= Al-Kawakibi Democracy Transition Center =

The Al-Kawakibi Democracy Transition Center (KADEM) was officially founded in Amman, Jordan on 15 June 2006 following the first meeting of the center's Board of Trustees under the chairmanship of the Prince Hassan Ibn Talal. Al-Kawakibi Center was established after two years of consideration and deliberation, with the contribution of a large number of experts and democracy advocates from the Arab region and also from Europe and the US, supported by a grant from the Middle East Partnership Initiative of the United States State department.
Al-Kawakibi Center is a technical non-governmental regional organization, specialized in transferring knowledge, sharing experiences and building capacities in the field of democratic transition. The center was founded on the principle of partnership between organizations and experts in the Arab region and the Middle East.

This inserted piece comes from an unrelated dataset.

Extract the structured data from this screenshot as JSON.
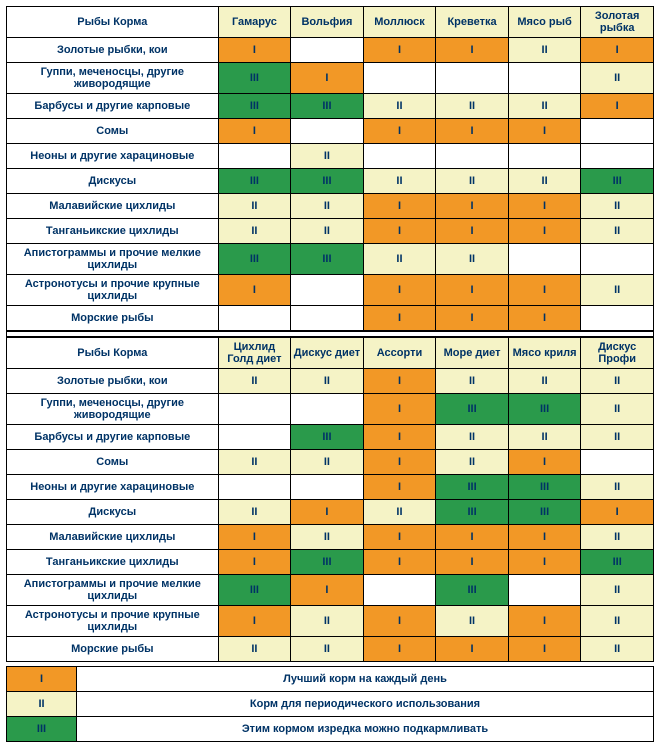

Al-Kawakibi aims at promoting the following activities and meeting the following objectives:
1. Spreading democratic culture and practices through dialogue and peaceful interaction.
2. Building local high level capacities and expertise in diagnosing, accompanying, and framing the democratic transitions, and developing alternatives.
3. Encouraging dialogue between political decision-makers and actors of the Civil Society about democratic transition issues.
4. Stimulating exchange and transfer of expertise between experts, representatives of civil society and political actors in the field of democratic transitional trends at different levels: the Middle East, the Arab region, and internationally.
5. Building an expertise clearinghouse to provide capacities for training, research, strategic planning, implementation and follow up in order to support the democratic changes in the Arab region and Middle East.

The organization presents the Zaytuna Silver Award for Excellence in Democratic Action, which recognizes Arab individuals and institutions that promote democracy.